Renal tumors in end-stage renal disease: A comprehensive review.

Abstract

The incidence of end-stage renal disease has increased owing to the greater prevalence of patients with chronic kidney disease and diabetes mellitus. End-stage renal disease is usually accompanied by acquired cystic disease and is a risk factor for renal cell carcinoma. The present review discusses the etiology of renal cell carcinoma in end-stage renal disease patients, focusing on two unique renal cell carcinoma histological subtypes: acquired cystic disease-associated renal cell carcinoma and clear cell papillary renal cell carcinoma. Acquired cystic disease-associated renal cell carcinoma occurs almost exclusively in patients who underwent hemodialysis, especially long-term (>10years) hemodialysis. Its histology is distinctive: a cribriform or sieve-like architecture with intra- or intracystic lumina; tumor cells containing abundant eosinophilic cytoplasm and large nuclei with prominent nucleoli; and most notably, calcium oxalate crystal deposition. Recognition of the crystals is critical for diagnosing acquired cystic disease-associated renal cell carcinoma.

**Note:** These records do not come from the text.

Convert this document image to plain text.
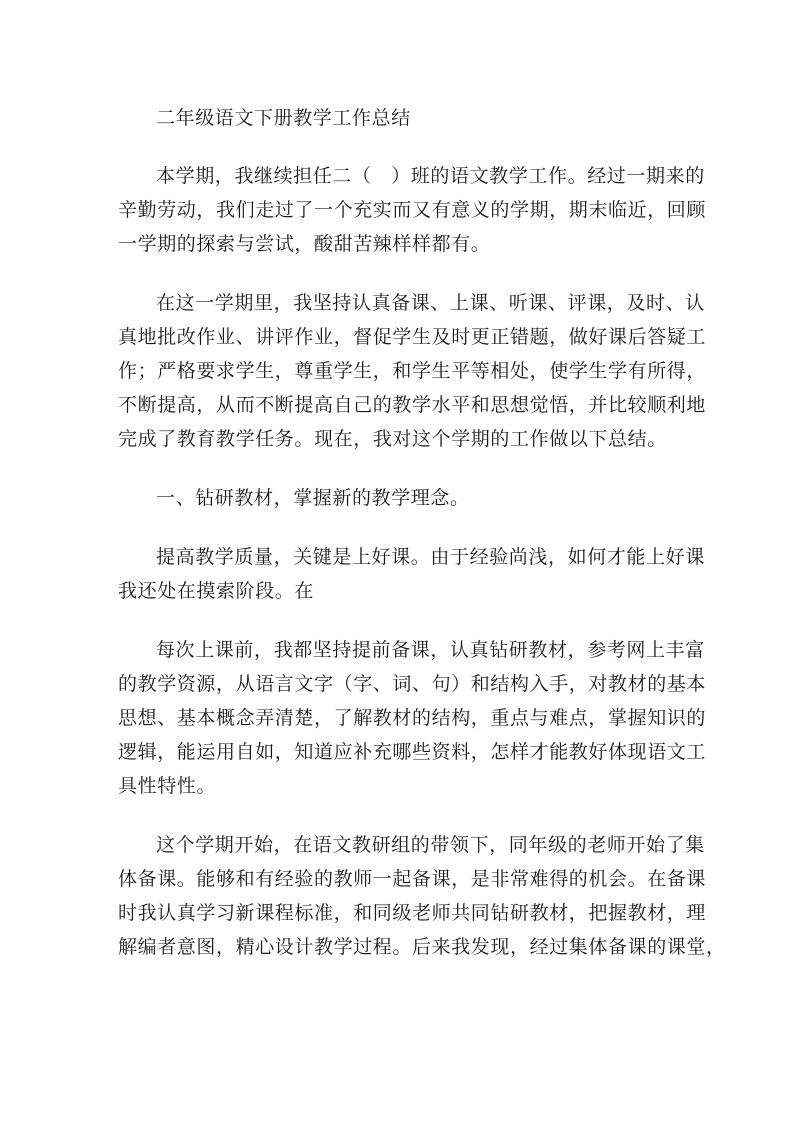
二年级语文下册教学工作总结

本学期，我继续担任二（　）班的语文教学工作。经过一期来的
辛勤劳动，我们走过了一个充实而又有意义的学期，期末临近，回顾
一学期的探索与尝试，酸甜苦辣样样都有。

在这一学期里，我坚持认真备课、上课、听课、评课，及时、认
真地批改作业、讲评作业，督促学生及时更正错题，做好课后答疑工
作；严格要求学生，尊重学生，和学生平等相处，使学生学有所得，
不断提高，从而不断提高自己的教学水平和思想觉悟，并比较顺利地
完成了教育教学任务。现在，我对这个学期的工作做以下总结。

一、钻研教材，掌握新的教学理念。

提高教学质量，关键是上好课。由于经验尚浅，如何才能上好课
我还处在摸索阶段。在

每次上课前，我都坚持提前备课，认真钻研教材，参考网上丰富
的教学资源，从语言文字（字、词、句）和结构入手，对教材的基本
思想、基本概念弄清楚，了解教材的结构，重点与难点，掌握知识的
逻辑，能运用自如，知道应补充哪些资料，怎样才能教好体现语文工
具性特性。

这个学期开始，在语文教研组的带领下，同年级的老师开始了集
体备课。能够和有经验的教师一起备课，是非常难得的机会。在备课
时我认真学习新课程标准，和同级老师共同钻研教材，把握教材，理
解编者意图，精心设计教学过程。后来我发现，经过集体备课的课堂，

Acquired cystic disease-associated renal cell carcinoma typically has an indolent clinical course, except in cases with sarcomatoid components. Clear cell papillary renal cell carcinoma also has an indolent course (no cases involving metastasis have been reported to date), and its features resemble those of both clear cell renal cell carcinoma and papillary renal cell carcinoma. Unlike acquired cystic disease-associated renal cell carcinoma, which occurs only in end-stage renal disease patients, clear cell papillary renal cell carcinoma occurs in non-end-stage renal disease patients as well. Additional renal tumors in end-stage renal disease patients include anastomosing hemangiomas. Long-term hemodialysis worsens the prognosis of end-stage renal disease patients with renal cell carcinoma, regardless of its original histological subtype, presumably by inducing oxidative stress and sarcomatoid transformation.